Management significa: come lavorare con le persone per conseguire obiettivi organizzativi.
I compiti del Management
sono:
– definire la direzione e gli obiettivi da raggiungere (con il budget finanziario e con il materiale umano a disposizione cosa si vuole ottenere);
– pianificare e programmare (programma societario, tecnico-organizzativo, definizione dei compiti);
– organizzare l’attività (orari degli allenamenti, luoghi, addetti alle diverse squadre, trasferte, partite e gare “in casa”);
– analizzare i risultati e gestire i feedback di ritorno;
– motivare (essere presenti agli allenamenti e alle partite, consigliare, entusiasmare),
– comunicare (con atleti, tecnici e genitori);
– sviluppare l’attività (organizzare feste a Natale, Pasqua, fine anno con tombolata per reperire i fondi, cercare sponsorizzazione, “vendere” bene l’immagine della Società, novità, idee, proposte, predisporre sciarpe, cappellini, zainetti, orologi con i colori sociali (da “vendere ai soci, atleti, genitori).


CONCLUSIONI

Le Società Sportive, in special modo a livello giovanile, hanno bisogno di Dirigenti capaci di creare sinergie, di prendere delle decisioni, di creare entusiasmo, di trovare la strada giusta per raggiungere il successo.

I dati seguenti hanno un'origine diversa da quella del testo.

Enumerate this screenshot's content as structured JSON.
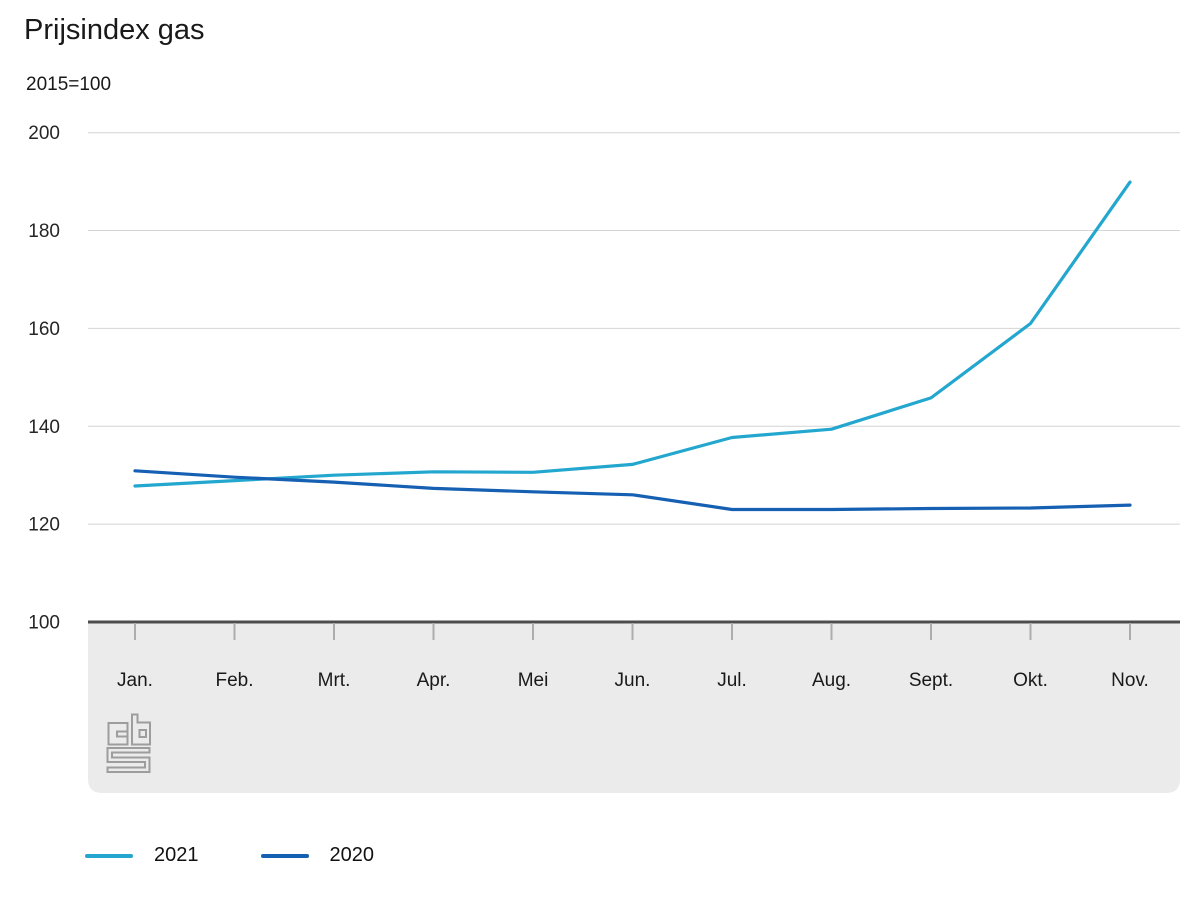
{
  "chart_data": {
    "type": "line",
    "title": "Prijsindex gas",
    "subtitle": "2015=100",
    "categories": [
      "Jan.",
      "Feb.",
      "Mrt.",
      "Apr.",
      "Mei",
      "Jun.",
      "Jul.",
      "Aug.",
      "Sept.",
      "Okt.",
      "Nov."
    ],
    "y_ticks": [
      100,
      120,
      140,
      160,
      180,
      200
    ],
    "ylim": [
      100,
      200
    ],
    "grid": "horizontal-on",
    "legend_position": "bottom-left",
    "series": [
      {
        "name": "2021",
        "color": "#23a7ce",
        "values": [
          127.8,
          128.9,
          130.0,
          130.7,
          130.6,
          132.2,
          137.7,
          139.4,
          145.8,
          161.0,
          189.9
        ]
      },
      {
        "name": "2020",
        "color": "#1560b2",
        "values": [
          130.9,
          129.6,
          128.6,
          127.3,
          126.6,
          126.0,
          123.0,
          123.0,
          123.2,
          123.3,
          123.9
        ]
      }
    ],
    "colors": {
      "gridline": "#d4d4d4",
      "axis_line": "#4d4d4d",
      "plot_band": "#ebebeb",
      "tick_mark": "#adadad",
      "logo_gray": "#9d9d9d"
    }
  }
}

Per successo non significa vincere un campionato o una competizione, ma essere in pace con se stessi, sicuri di avere dato il massimo per raggiungere gli obiettivi prefissati.

E’ questa una “mission” importante, che esige strategie impegnative, coraggiose, che ha bisogno di strutture solide e ben organizzate, di persone competenti, entusiaste e motivate.

Il Dirigente di una Società Sportiva a livello giovanile deve essere professionale al massimo, deve acquisire progressivamente esperienza, deve conoscere bene il mondo dello sport e le persone che vi gravitano attorno.

Un passaggio importante nel miglioramento della professionalità del Dirigente è costituito dalla presa di coscienza che non è solo lui ad influenzare la Società, ma è anche la Società che cambia il Dirigente.

Questo processo è definito empatia, cioè la capacità di sentire le emozioni e i sentimenti provati da un’altra persona.

Questa è un’abilità che molti Dirigenti pensano di possedere, ma che raramente provano a verificare.